California’s public pension plans are required by state law to disclose fee and expense information for contracts and new capital commitments made after 1 January 2017. Pension systems are also obliged to make reasonable efforts to obtain and release fee and expense information from funds which received commitments before 2017.
CalSTRS asked fund managers for information on commitments to 340 alternative investment vehicles made before 1 January 2017. It received authorisation from 180 funds to disclose the information, while 160 funds did not give the pension permission to make their costs public, staff said at an 8 May meeting.
Staff received fee information for all 64 investments made on or after 1 January 2017.
Last year, the first under the AB 2833 disclosure law, the pension only published information on to the 22 new commitments the pension system made between 1 January and 30 June, 2017.
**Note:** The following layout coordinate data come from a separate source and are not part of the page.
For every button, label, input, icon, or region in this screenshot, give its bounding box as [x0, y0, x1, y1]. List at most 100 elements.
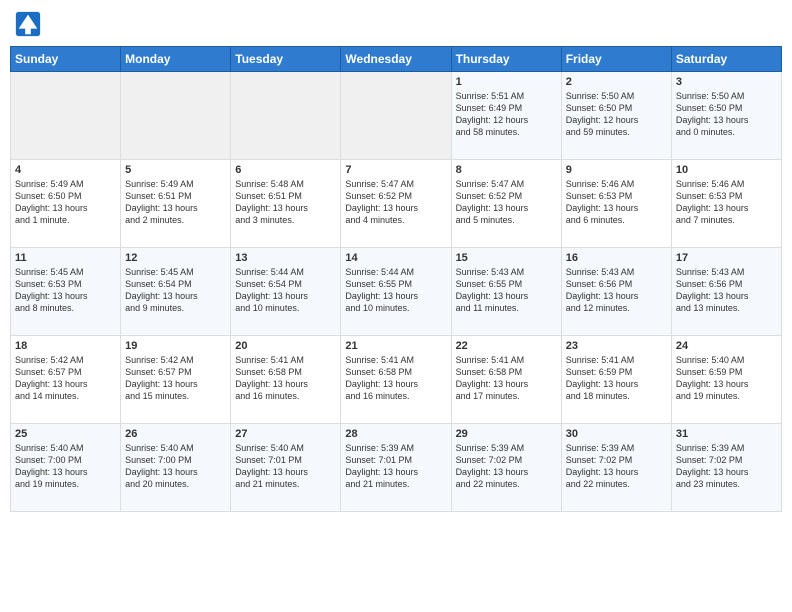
day-number: 2: [566, 76, 667, 88]
day-cell: 4 Sunrise: 5:49 AM Sunset: 6:50 PM Daylig…: [11, 160, 121, 248]
day-info: Sunrise: 5:47 AM Sunset: 6:52 PM Dayligh…: [456, 178, 557, 227]
day-number: 7: [345, 164, 446, 176]
day-cell: 12 Sunrise: 5:45 AM Sunset: 6:54 PM Dayli…: [121, 248, 231, 336]
day-cell: 21 Sunrise: 5:41 AM Sunset: 6:58 PM Dayli…: [341, 336, 451, 424]
day-number: 12: [125, 252, 226, 264]
day-number: 27: [235, 428, 336, 440]
day-cell: 8 Sunrise: 5:47 AM Sunset: 6:52 PM Daylig…: [451, 160, 561, 248]
day-number: 11: [15, 252, 116, 264]
page-header: [10, 10, 782, 38]
day-cell: 10Sunrise: 5:46 AM Sunset: 6:53 PM Dayli…: [671, 160, 781, 248]
day-info: Sunrise: 5:44 AM Sunset: 6:55 PM Dayligh…: [345, 266, 446, 315]
day-info: Sunrise: 5:41 AM Sunset: 6:58 PM Dayligh…: [235, 354, 336, 403]
day-cell: 30 Sunrise: 5:39 AM Sunset: 7:02 PM Dayli…: [561, 424, 671, 512]
calendar-table: SundayMondayTuesdayWednesdayThursdayFrid…: [10, 46, 782, 512]
day-info: Sunrise: 5:49 AM Sunset: 6:51 PM Dayligh…: [125, 178, 226, 227]
day-cell: 24 Sunrise: 5:40 AM Sunset: 6:59 PM Dayli…: [671, 336, 781, 424]
day-info: Sunrise: 5:40 AM Sunset: 7:00 PM Dayligh…: [125, 442, 226, 491]
day-cell: [231, 72, 341, 160]
logo-icon: [14, 10, 42, 38]
day-info: Sunrise: 5:43 AM Sunset: 6:55 PM Dayligh…: [456, 266, 557, 315]
day-cell: 14Sunrise: 5:44 AM Sunset: 6:55 PM Dayli…: [341, 248, 451, 336]
day-number: 22: [456, 340, 557, 352]
day-cell: 22 Sunrise: 5:41 AM Sunset: 6:58 PM Dayli…: [451, 336, 561, 424]
day-info: Sunrise: 5:40 AM Sunset: 7:01 PM Dayligh…: [235, 442, 336, 491]
week-row-2: 4 Sunrise: 5:49 AM Sunset: 6:50 PM Daylig…: [11, 160, 782, 248]
day-info: Sunrise: 5:41 AM Sunset: 6:58 PM Dayligh…: [345, 354, 446, 403]
week-row-4: 18 Sunrise: 5:42 AM Sunset: 6:57 PM Dayli…: [11, 336, 782, 424]
day-info: Sunrise: 5:39 AM Sunset: 7:02 PM Dayligh…: [676, 442, 777, 491]
day-number: 24: [676, 340, 777, 352]
day-cell: 15 Sunrise: 5:43 AM Sunset: 6:55 PM Dayli…: [451, 248, 561, 336]
day-info: Sunrise: 5:49 AM Sunset: 6:50 PM Dayligh…: [15, 178, 116, 227]
weekday-header-thursday: Thursday: [451, 47, 561, 72]
day-info: Sunrise: 5:41 AM Sunset: 6:58 PM Dayligh…: [456, 354, 557, 403]
day-info: Sunrise: 5:48 AM Sunset: 6:51 PM Dayligh…: [235, 178, 336, 227]
day-number: 8: [456, 164, 557, 176]
day-info: Sunrise: 5:40 AM Sunset: 6:59 PM Dayligh…: [676, 354, 777, 403]
day-info: Sunrise: 5:39 AM Sunset: 7:02 PM Dayligh…: [566, 442, 667, 491]
weekday-header-row: SundayMondayTuesdayWednesdayThursdayFrid…: [11, 47, 782, 72]
day-number: 18: [15, 340, 116, 352]
day-cell: 26Sunrise: 5:40 AM Sunset: 7:00 PM Dayli…: [121, 424, 231, 512]
weekday-header-tuesday: Tuesday: [231, 47, 341, 72]
day-number: 4: [15, 164, 116, 176]
day-cell: 16 Sunrise: 5:43 AM Sunset: 6:56 PM Dayli…: [561, 248, 671, 336]
day-number: 10: [676, 164, 777, 176]
day-cell: 1Sunrise: 5:51 AM Sunset: 6:49 PM Daylig…: [451, 72, 561, 160]
day-number: 23: [566, 340, 667, 352]
day-info: Sunrise: 5:43 AM Sunset: 6:56 PM Dayligh…: [566, 266, 667, 315]
week-row-5: 25 Sunrise: 5:40 AM Sunset: 7:00 PM Dayli…: [11, 424, 782, 512]
weekday-header-sunday: Sunday: [11, 47, 121, 72]
day-number: 6: [235, 164, 336, 176]
day-cell: 20 Sunrise: 5:41 AM Sunset: 6:58 PM Dayli…: [231, 336, 341, 424]
day-number: 30: [566, 428, 667, 440]
day-cell: [121, 72, 231, 160]
day-number: 16: [566, 252, 667, 264]
day-cell: 17Sunrise: 5:43 AM Sunset: 6:56 PM Dayli…: [671, 248, 781, 336]
day-info: Sunrise: 5:40 AM Sunset: 7:00 PM Dayligh…: [15, 442, 116, 491]
day-cell: 23Sunrise: 5:41 AM Sunset: 6:59 PM Dayli…: [561, 336, 671, 424]
day-info: Sunrise: 5:39 AM Sunset: 7:02 PM Dayligh…: [456, 442, 557, 491]
day-number: 25: [15, 428, 116, 440]
day-number: 3: [676, 76, 777, 88]
day-info: Sunrise: 5:45 AM Sunset: 6:53 PM Dayligh…: [15, 266, 116, 315]
day-cell: 7 Sunrise: 5:47 AM Sunset: 6:52 PM Daylig…: [341, 160, 451, 248]
day-cell: [11, 72, 121, 160]
day-info: Sunrise: 5:43 AM Sunset: 6:56 PM Dayligh…: [676, 266, 777, 315]
weekday-header-saturday: Saturday: [671, 47, 781, 72]
day-number: 5: [125, 164, 226, 176]
week-row-3: 11 Sunrise: 5:45 AM Sunset: 6:53 PM Dayli…: [11, 248, 782, 336]
day-cell: 5 Sunrise: 5:49 AM Sunset: 6:51 PM Daylig…: [121, 160, 231, 248]
day-info: Sunrise: 5:47 AM Sunset: 6:52 PM Dayligh…: [345, 178, 446, 227]
day-cell: 31 Sunrise: 5:39 AM Sunset: 7:02 PM Dayli…: [671, 424, 781, 512]
day-cell: 9 Sunrise: 5:46 AM Sunset: 6:53 PM Daylig…: [561, 160, 671, 248]
day-number: 13: [235, 252, 336, 264]
day-info: Sunrise: 5:44 AM Sunset: 6:54 PM Dayligh…: [235, 266, 336, 315]
day-info: Sunrise: 5:45 AM Sunset: 6:54 PM Dayligh…: [125, 266, 226, 315]
day-number: 31: [676, 428, 777, 440]
weekday-header-wednesday: Wednesday: [341, 47, 451, 72]
day-info: Sunrise: 5:46 AM Sunset: 6:53 PM Dayligh…: [566, 178, 667, 227]
day-info: Sunrise: 5:50 AM Sunset: 6:50 PM Dayligh…: [566, 90, 667, 139]
logo: [14, 10, 46, 38]
day-number: 28: [345, 428, 446, 440]
day-cell: 13 Sunrise: 5:44 AM Sunset: 6:54 PM Dayli…: [231, 248, 341, 336]
day-number: 20: [235, 340, 336, 352]
day-number: 21: [345, 340, 446, 352]
day-cell: 3Sunrise: 5:50 AM Sunset: 6:50 PM Daylig…: [671, 72, 781, 160]
week-row-1: 1Sunrise: 5:51 AM Sunset: 6:49 PM Daylig…: [11, 72, 782, 160]
day-cell: 11 Sunrise: 5:45 AM Sunset: 6:53 PM Dayli…: [11, 248, 121, 336]
day-info: Sunrise: 5:42 AM Sunset: 6:57 PM Dayligh…: [15, 354, 116, 403]
day-cell: 19Sunrise: 5:42 AM Sunset: 6:57 PM Dayli…: [121, 336, 231, 424]
day-cell: 28Sunrise: 5:39 AM Sunset: 7:01 PM Dayli…: [341, 424, 451, 512]
day-cell: 25 Sunrise: 5:40 AM Sunset: 7:00 PM Dayli…: [11, 424, 121, 512]
day-cell: 27 Sunrise: 5:40 AM Sunset: 7:01 PM Dayli…: [231, 424, 341, 512]
day-cell: 2 Sunrise: 5:50 AM Sunset: 6:50 PM Daylig…: [561, 72, 671, 160]
day-cell: 18 Sunrise: 5:42 AM Sunset: 6:57 PM Dayli…: [11, 336, 121, 424]
day-number: 9: [566, 164, 667, 176]
day-info: Sunrise: 5:42 AM Sunset: 6:57 PM Dayligh…: [125, 354, 226, 403]
day-number: 1: [456, 76, 557, 88]
day-number: 15: [456, 252, 557, 264]
day-cell: [341, 72, 451, 160]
At the time, staff said it had asked general partners for information on 353 funds, but the responses were limited and the data had several inconsistencies. There were also issues over proper authorisation to release the data to the public, documents said.
In the most recent report, data are also inconsistent across GPs. Most did not provide gross internal rate of return numbers for their funds.
Several GPs – including ACON Equity Partners, Energy Capital Partners, GGV Capital, Interwest Partners and Providence Equity Partners – did not provide carried interest amounts for their funds.
Others such as Advent International, Carlyle Group, Castlelake, CVC Capital Partners, and Onex did not provide information on all their funds.
The AB 2833 reporting process was manually intensive, and staff used a consultant to help with this effort, according to meeting documents.
In 2017, external management for private equity cost CalSTRS $364 million, including $234 million in management fees, $13 million in operating expenses, and $116 million in other expenses, according to CalSTRS documents.